Sur ce point, se pose aussi la question de la définition de parents défaillants et des conséquences si un père ou une mère se retrouve sanctionné pour cette raison : quelle légitimité ensuite devant l'enfant ? comme l'évoque la fondatrice de Notre avenir pour tous sur France Info.
Faire du cas par cas
Les situations sont différentes d'une famille à l'autre. "Il est important de faire la distinction entre des parents dépassés malgré leurs efforts et les parents qui bénéficient d'aides, ont du temps et qui laissent leurs enfants traîner dans la rue", souligne Sophie Roulaud, éducatrice au sein de l'association Esprit Sport Limousin, qui aide des adultes et des jeunes en difficulté à se réinsérer par le sport. Elle intervient dans l'association depuis vingt ans auprès de jeunes de milieux différents. "Tous les parents peuvent être confrontés, à un moment ou un autre, à un enfant qui ne prend pas le bon chemin."
Mais cette dernière n'est pas opposée pour autant à l'idée d'une sanction financière. Dans certains cas, cette pénalité pourrait faire réagir et rappeler le rôle parental. "Il y a un moment où il faut fixer des règles, on ne peut pas tout accepter."

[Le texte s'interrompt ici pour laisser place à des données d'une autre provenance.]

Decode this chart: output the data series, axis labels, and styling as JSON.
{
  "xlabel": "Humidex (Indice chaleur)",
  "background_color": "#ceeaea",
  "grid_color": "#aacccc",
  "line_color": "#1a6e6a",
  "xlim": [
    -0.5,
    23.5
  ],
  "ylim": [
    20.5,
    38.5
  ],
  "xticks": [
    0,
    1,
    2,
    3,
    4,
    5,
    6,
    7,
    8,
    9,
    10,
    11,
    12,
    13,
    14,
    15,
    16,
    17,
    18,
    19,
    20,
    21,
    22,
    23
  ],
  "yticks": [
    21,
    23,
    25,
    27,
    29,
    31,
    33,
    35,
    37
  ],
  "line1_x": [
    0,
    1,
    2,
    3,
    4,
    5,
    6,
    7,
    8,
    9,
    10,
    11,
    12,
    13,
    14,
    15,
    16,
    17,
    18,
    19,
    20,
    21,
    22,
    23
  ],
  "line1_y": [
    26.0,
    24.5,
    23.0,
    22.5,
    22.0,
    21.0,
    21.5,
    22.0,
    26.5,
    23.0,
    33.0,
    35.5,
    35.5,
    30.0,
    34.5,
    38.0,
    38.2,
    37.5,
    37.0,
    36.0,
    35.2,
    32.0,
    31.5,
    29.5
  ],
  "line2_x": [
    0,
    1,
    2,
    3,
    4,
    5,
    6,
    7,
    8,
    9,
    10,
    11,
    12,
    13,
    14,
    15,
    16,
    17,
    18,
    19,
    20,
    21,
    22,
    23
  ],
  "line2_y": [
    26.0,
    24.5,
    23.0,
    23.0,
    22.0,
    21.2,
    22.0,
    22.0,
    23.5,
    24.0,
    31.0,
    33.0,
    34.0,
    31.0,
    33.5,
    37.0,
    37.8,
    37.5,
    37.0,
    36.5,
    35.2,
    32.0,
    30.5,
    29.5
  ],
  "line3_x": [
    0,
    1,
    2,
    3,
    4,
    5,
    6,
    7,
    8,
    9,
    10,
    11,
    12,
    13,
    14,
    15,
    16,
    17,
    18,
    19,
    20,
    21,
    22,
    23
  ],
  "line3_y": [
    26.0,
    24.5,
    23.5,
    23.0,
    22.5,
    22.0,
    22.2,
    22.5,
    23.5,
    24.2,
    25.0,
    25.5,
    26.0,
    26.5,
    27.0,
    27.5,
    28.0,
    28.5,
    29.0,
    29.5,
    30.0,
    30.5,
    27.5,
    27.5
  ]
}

Elle remarque en effet un relâchement de l'autorité chez certains parents et une remise en question de l'autorité institutionnelle. "On le voit dans les collèges et les lycées, il y a des comportements qui étaient inacceptables avant. Et cela ne concerne pas seulement les milieux défavorisés. On a des parents qui viennent discuter des sanctions de leurs enfants, renégocier des heures de colle. J'ai même dû montrer à une maman une photo de la raquette, que son fils avait jetée sur le sol et qu'il avait cassée pour expliquer pourquoi je le punissais. Il faut toujours se justifier", déplore l'éducatrice.
C'est quoi un parent défaillant ?
Ces professionnels espèrent que la commission mettra en place une réflexion de fond et pourra apporter une solution à la question de l'autorité parentale. Cet abandon du rôle parental s'étend à tous les milieux, mais se manifeste de manière différente. "Il y a des parents qui ont eux-mêmes un héritage difficile et reproduisent de manière inconsciente le même schéma. Il y a des parents qui n'ont plus confiance en eux, qui sont dépressifs, qui sont en grande solitude et qui ont abandonné leur mission, constate Christian Teyssandier. Ne pas assumer son rôle de parent, est-ce un délit ou une souffrance ?"
Si le dispositif fait débat, les chiffres de la délinquance font état d'un rajeunissement du profil des auteurs d'infractions ces dernières années : lors des émeutes de juin 2023, 59 % des auteurs d'infraction étaient âgés de 16 et 17 ans, et 40 % étaient âgés de 13 à 15 ans. Pour autant, faut-il sanctionner les parents pour ce rajeunissement de la délinquance ? De nombreux facteurs internes peuvent perturber un enfant : un divorce, une recomposition familiale, mais aussi des influences extérieures comme les fréquentations, l'endoctrinement, la drogue, l'alcool, etc. "Même avec toute la bonne volonté du monde, les parents ne peuvent pas avoir les yeux partout," rappelle Josépha Cognard, psychologue à Limoges.